Spark Streaming监控HDFS输入流

本文介绍如何使用Spark Streaming实时监控HDFS中新增的数据文件,并通过代码示例展示了从检查点目录恢复Streaming Context的过程及常见错误处理方法。

摘要生成于 C知道 ,由 DeepSeek-R1 满血版支持, 前往体验 >

Spark Streaming实时监控HDFS文件系统写入的数据。

以下是相关代码和注解以及特殊方法的源代码注释:

object SourceHdfs {

  /**
    * Definition HDFS checkpoint directory address
    */
  val checkpointDirectory = "hdfs://master:9000/sparkStreaming/Checkpoint_Data"
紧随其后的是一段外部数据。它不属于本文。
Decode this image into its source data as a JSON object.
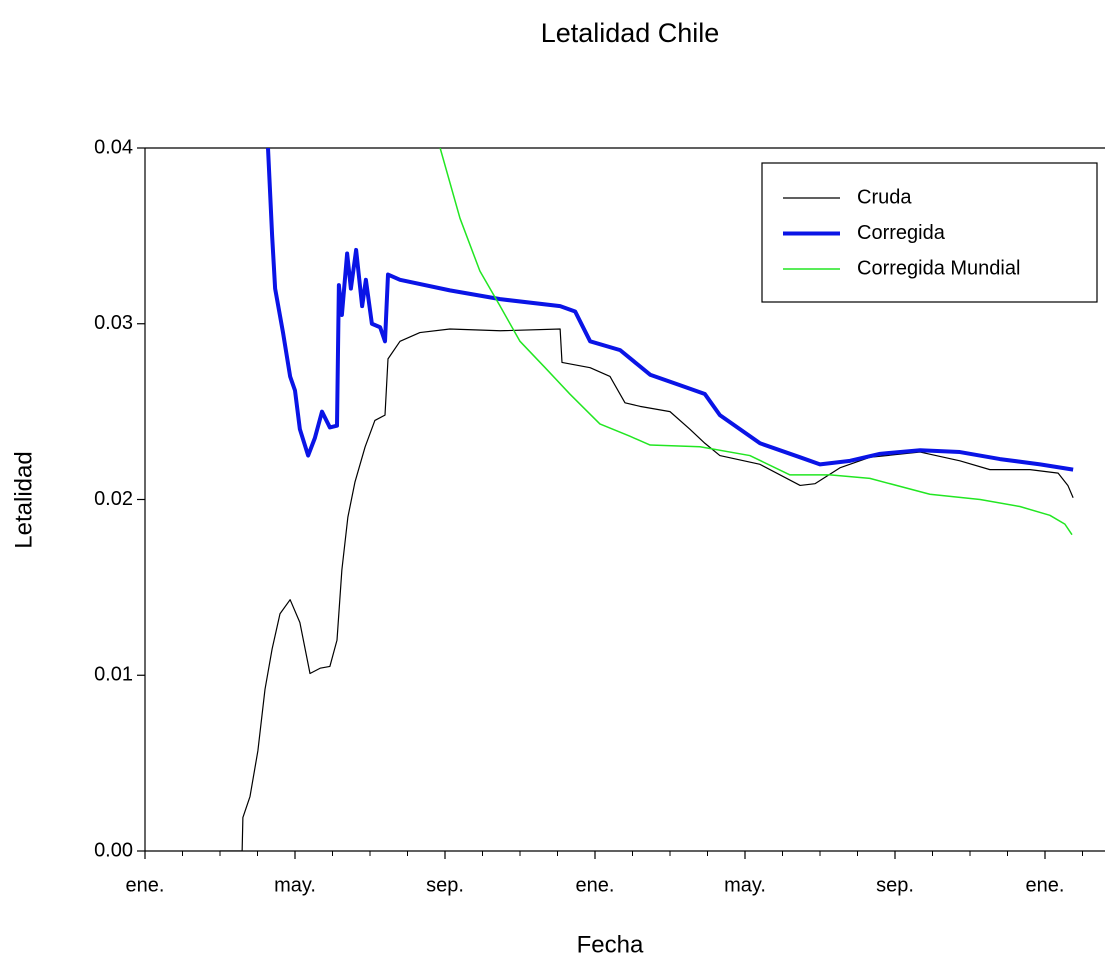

  def main(args: Array[String]): Unit = {

    /**
      * Either recreate a StreamingContext from checkpoint data or create a new StreamingContext.
      */
    val context = StreamingContext.getOrCreate(checkpointDirectory, createContext _)

    /**
      * Configure inputDStream source that HDFS address
      * No Receiver, SparkStreaming application monitor batch by timer
      */
    val DStream = context.textFileStream("hdfs://master:9000/quality/clipper_erp/2017-07-11")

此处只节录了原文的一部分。